The accusing article compares the fourth paragraph of the biography section on Di Cosimo’s Wikipedia page to the opening lines of Vogel’s “A Renaissance Master Finally Gets a Showcase,” published by the Times on July 24. Compare the two passages below, where artnet News has italicized the sentences that are being called into question.

The Wikipedia article:

During his lifetime, Cosimo acquired a reputation for eccentricity — a reputation enhanced and exaggerated by later commentators such as Giorgio Vasari, who included a biography of Piero di Cosimo in his Lives of the Artists. Reportedly, he was frightened of thunderstorms, and so pyrophobic that he rarely cooked his food; he lived largely on hard-boiled eggs, which he prepared 50 at a time while boiling glue for his artworks.
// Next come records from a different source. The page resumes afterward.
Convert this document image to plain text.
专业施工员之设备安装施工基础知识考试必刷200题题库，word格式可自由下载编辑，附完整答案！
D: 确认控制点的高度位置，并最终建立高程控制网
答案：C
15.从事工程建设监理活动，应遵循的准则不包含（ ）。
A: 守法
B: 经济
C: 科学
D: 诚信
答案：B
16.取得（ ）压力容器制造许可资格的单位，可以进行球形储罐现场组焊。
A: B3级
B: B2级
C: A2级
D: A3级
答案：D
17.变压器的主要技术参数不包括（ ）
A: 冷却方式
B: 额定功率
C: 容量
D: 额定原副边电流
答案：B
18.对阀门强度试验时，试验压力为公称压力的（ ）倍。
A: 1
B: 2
He also resisted any cleaning of his studio, or trimming of the fruit trees of his orchard; he lived, wrote Vasari, “more like a beast than a man.

The Times item:

Artists can be eccentric, but the quirks of the Italian Renaissance master Piero di Cosimo are legendary. He is said to have been terrified of thunderstorms and so pyrophobic that he rarely cooked his food, subsisting mostly on hard-boiled eggs that he prepared 50 at a time while heating glue for his art. He didn’t clean his studio. He didn’t trim the trees in his orchard. Giorgio Vasari, the Renaissance biographer, described Piero as living “more like a beast than a man.”

Based on the striking similarity between the two paragraphs, it seems highly unlikely that Vogel didn’t use the Wikipedia article to research her story.

We announced the upcoming retrospective here at artnet News as well. Like Vogel, we felt compelled to inject a bit of personality into the piece via the colorful details about Di Cosimo’s eccentric habits and beliefs. In the spirit of full disclosure, here is our take (found in the penultimate paragraph, not the lede):

The eccentric artist was known for his phobias (thunderstorms and fire—he minimized time spent at the stove by hard-boiling 50 eggs while simultaneously heating up glue for his art) and was described by Renaissance biographer Giorgio Vasari as living “more like a beast than a man.”